が、当然チャーリーは首を横に振っている。
そりゃそうだ。ウィンドディザスターだって、こないだ覚えたばっかりだもんな。
火の特級魔法なんて覚える暇はないだろう。
ん?火か。
そうか、火ならなんとかなるかも知れん。
「具体的に、どの程度の高温になれば壊れるんだ?」
「8000℃くらいで壊れたはずじゃ。まあ温度だけじゃなく、相当な熱量も必要になるが」
なるほど。
それなら、
「じゃあ、空力加熱で何とかなるんじゃないか?」
俺は思いついたアイデアをキャペルニクスに伝えた。
「そうか!?それなら、行けるかもしれん!少し待っておれ、計算してみる!」
キャペルニクスはそう言うと、机に直接数式を書きなぐり始めた。
・・なんかデジャブ感があると思ったら、シュタインに似てるんだな。
まぁ学者同士、性格や行動も似ているものなのかもしれない。
「空力加熱ってなんなん?」
俺とキャペルニクスの話についていけなかったのか、チャーリーがそんな質問をしてきた。
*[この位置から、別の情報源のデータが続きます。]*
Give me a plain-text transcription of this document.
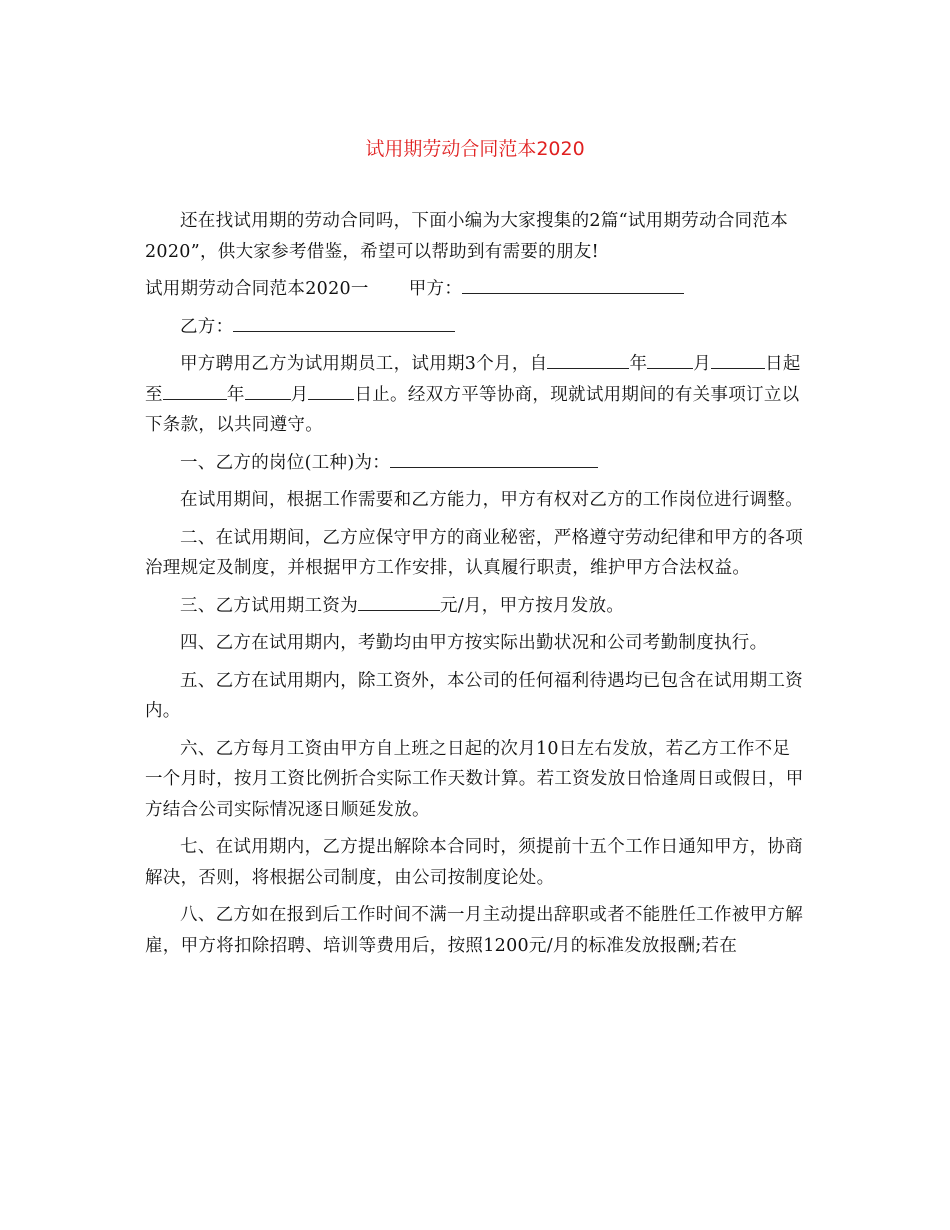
试用期劳动合同范本2020

还在找试用期的劳动合同吗，下面小编为大家搜集的2篇“试用期劳动合同范本2020”，供大家参考借鉴，希望可以帮助到有需要的朋友!

试用期劳动合同范本2020一 甲方：
乙方：

甲方聘用乙方为试用期员工，试用期3个月，自	年	月	日起至	年	月	日止。经双方平等协商，现就试用期间的有关事项订立以下条款，以共同遵守。

一、乙方的岗位(工种)为：

在试用期间，根据工作需要和乙方能力，甲方有权对乙方的工作岗位进行调整。

二、在试用期间，乙方应保守甲方的商业秘密，严格遵守劳动纪律和甲方的各项治理规定及制度，并根据甲方工作安排，认真履行职责，维护甲方合法权益。

三、乙方试用期工资为	元/月，甲方按月发放。

四、乙方在试用期内，考勤均由甲方按实际出勤状况和公司考勤制度执行。

五、乙方在试用期内，除工资外，本公司的任何福利待遇均已包含在试用期工资内。

六、乙方每月工资由甲方自上班之日起的次月10日左右发放，若乙方工作不足一个月时，按月工资比例折合实际工作天数计算。若工资发放日恰逢周日或假日，甲方结合公司实际情况逐日顺延发放。

七、在试用期内，乙方提出解除本合同时，须提前十五个工作日通知甲方，协商解决，否则，将根据公司制度，由公司按制度论处。

八、乙方如在报到后工作时间不满一月主动提出辞职或者不能胜任工作被甲方解雇，甲方将扣除招聘、培训等费用后，按照1200元/月的标准发放报酬;若在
王子やマリー、モニカも気になるみたいでこちらを見ている。
よし。キャペルニクスの計算にもまだ時間が掛かるし、ここは丁寧に説明しておくか。
科学教室inルーラ、開幕だ!
「空力加熱ってのは、空気の圧縮と摩擦で熱が生じる現象で・・」
俺はキャペルニクスが計算し終わるまでの時間を使って、空力加熱の概念を皆に説明することにした。